Reputation: 316
I have a huge csv file which is about 20 GB. It has 5,000 columns and 2,500,000 rows. I want to write each column of that into one file. I already tried FOR loop, but it is pretty slow. My code is below:
Columns=$(head -n 1 train.csv | sed "s/,/\n/g" | wc -l)
mkdir cols
for i in `seq 1 $Columns`;
do
echo $i
tail -n +2 train.csv | cut -d',' -f$i > cols/col_$i.txt
done
I appropriate any suggestion to accelerate this.
Upvotes: 3
Views: 479
Reputation: 37394
In awk:
$ awk '{for(i=1;i<=NF;i++) print $i > i}' train.csv
A test version that produces 5000 files:
$ cat > foo
1
2
3
$ awk 'BEGIN {for(i=1;i<=5000;i++) a=a i (i<5000? OFS:"")} {$0=a; for(i=1;i<=NF; i++) print $i > i}' foo
$ ls -l | wc -l
5002 # = 1-5000 + foo and "total 20004"
$ cat 5000
5000
5000
5000
For 250 rows it lasted on my laptop:
real 1m4.691s
user 1m4.456s
sys 0m0.180s
Upvotes: 3
Reputation: 23850
Here's a bash script that does that in a single pass:
Columns=$(head -n 1 train.csv | sed "s/,/\n/g" | wc -l)
mkdir cols
tail -n +2 train.csv | \
while IFS=, read -ra row; do
for i in `seq 1 $Columns`; do
echo "${row[$(($i-1))]}" >> cols/col_$i.txt
done
done
The disadvantage of this script is that it will open and close the column files millions of times. The following perl script avoids that issue by keeping all files open:
#!/usr/bin/perl
use strict;
use warnings;
my @handles;
open my $fh,'<','train.csv' or die;
<$fh>; #skip the header
while (<$fh>) {
chomp;
my @values=split /,/;
for (my $i=0; $i<@values; $i++) {
if (!defined $handles[$i]) {
open $handles[$i],'>','cols/col_'.($i+1).'.txt' or die;
}
print {$handles[$i]} "$values[$i]\n";
}
}
close $fh;
close $_ for @handles;
Since you have 5000 columns and this scripts keeps 5001 files open, you would need to increase the number of open file descriptors that your system allows you to have.
Upvotes: 3
Reputation: 241768
Perl solution.
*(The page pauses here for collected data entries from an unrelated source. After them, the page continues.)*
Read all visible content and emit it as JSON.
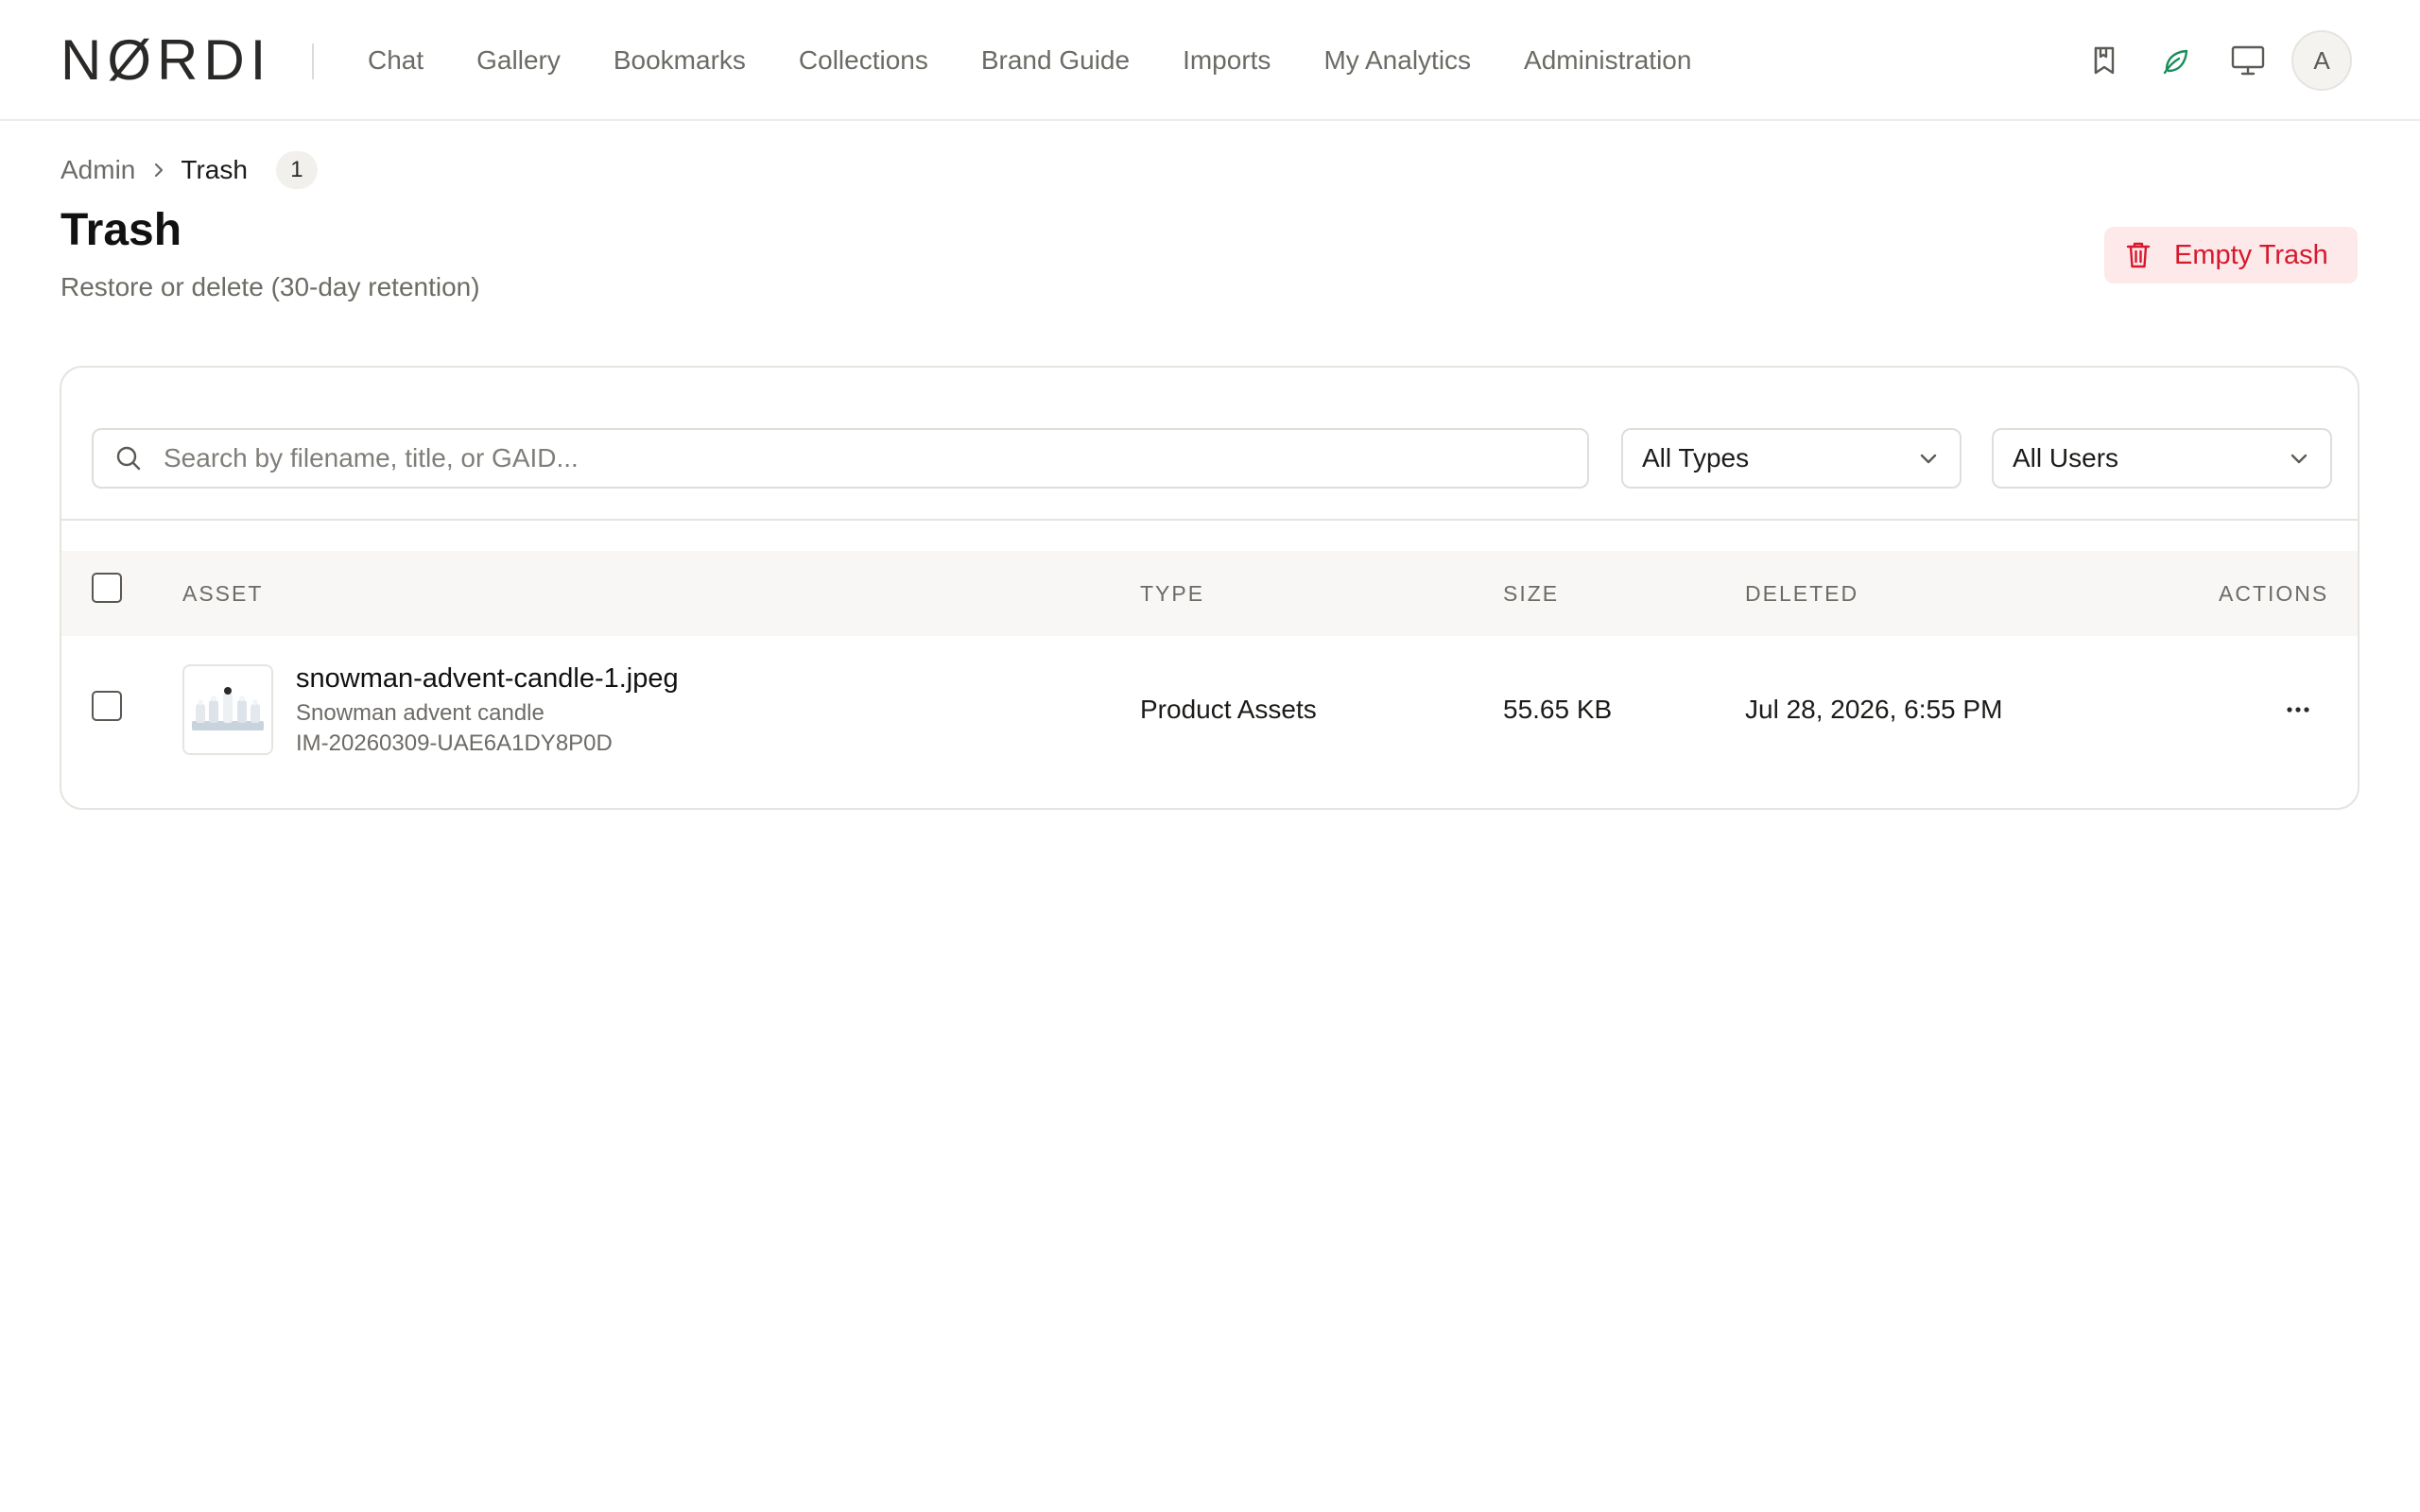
{
  "app": {
    "logo": "NØRDI"
  },
  "nav": {
    "items": [
      {
        "label": "Chat"
      },
      {
        "label": "Gallery"
      },
      {
        "label": "Bookmarks"
      },
      {
        "label": "Collections"
      },
      {
        "label": "Brand Guide"
      },
      {
        "label": "Imports"
      },
      {
        "label": "My Analytics"
      },
      {
        "label": "Administration"
      }
    ]
  },
  "header_icons": {
    "bookmark": "bookmark-icon",
    "leaf": "leaf-icon",
    "monitor": "monitor-icon",
    "avatar_initial": "A",
    "leaf_color": "#1a8c5b"
  },
  "breadcrumb": {
    "parent": "Admin",
    "current": "Trash",
    "count": "1"
  },
  "page": {
    "title": "Trash",
    "subtitle": "Restore or delete (30-day retention)"
  },
  "empty_trash": {
    "label": "Empty Trash",
    "color": "#d6192d",
    "background": "#fde8ea"
  },
  "filters": {
    "search_placeholder": "Search by filename, title, or GAID...",
    "type_selected": "All Types",
    "user_selected": "All Users"
  },
  "table": {
    "columns": {
      "asset": "ASSET",
      "type": "TYPE",
      "size": "SIZE",
      "deleted": "DELETED",
      "actions": "ACTIONS"
    },
    "rows": [
      {
        "filename": "snowman-advent-candle-1.jpeg",
        "title": "Snowman advent candle",
        "gaid": "IM-20260309-UAE6A1DY8P0D",
        "type": "Product Assets",
        "size": "55.65 KB",
        "deleted": "Jul 28, 2026, 6:55 PM",
        "actions_icon": "more-horizontal-icon"
      }
    ]
  }
}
It openes 1000 files at once, so it will pass over your input 5 times. Run with the input filename as parameter.
#!/usr/bin/perl
use warnings;
use strict;
my $inputfile = shift;
open my $input, '<', $inputfile or die $!;
mkdir 'cols';
my @headers = split /,/, <$input>;
chomp $headers[-1];
my $pos = tell $input; # Remember where the first data line starts.
my $step = 1000;
for (my $from = 0; $from <= $#headers; $from += $step) {
my $to = $from + $step - 1;
$to = $#headers if $#headers < $to;
warn "$from .. $to";
# Open the files and print the headers in range.
my @fhs;
for ($from .. $to) {
open $fhs[ $_ - $from ], '>', "cols/col-$_" or die $!;
print { $fhs[ $_ - $from ] } $headers[$_], "\n";
}
# Print the columns in range.
while (<$input>) {
chomp;
my $i = 0;
print { $fhs[$i++] } $_, "\n" for (split /,/)[ $from .. $to ];
}
close for @fhs;
seek $input, $pos, 0; # Go back to the first data line.
}
Upvotes: 2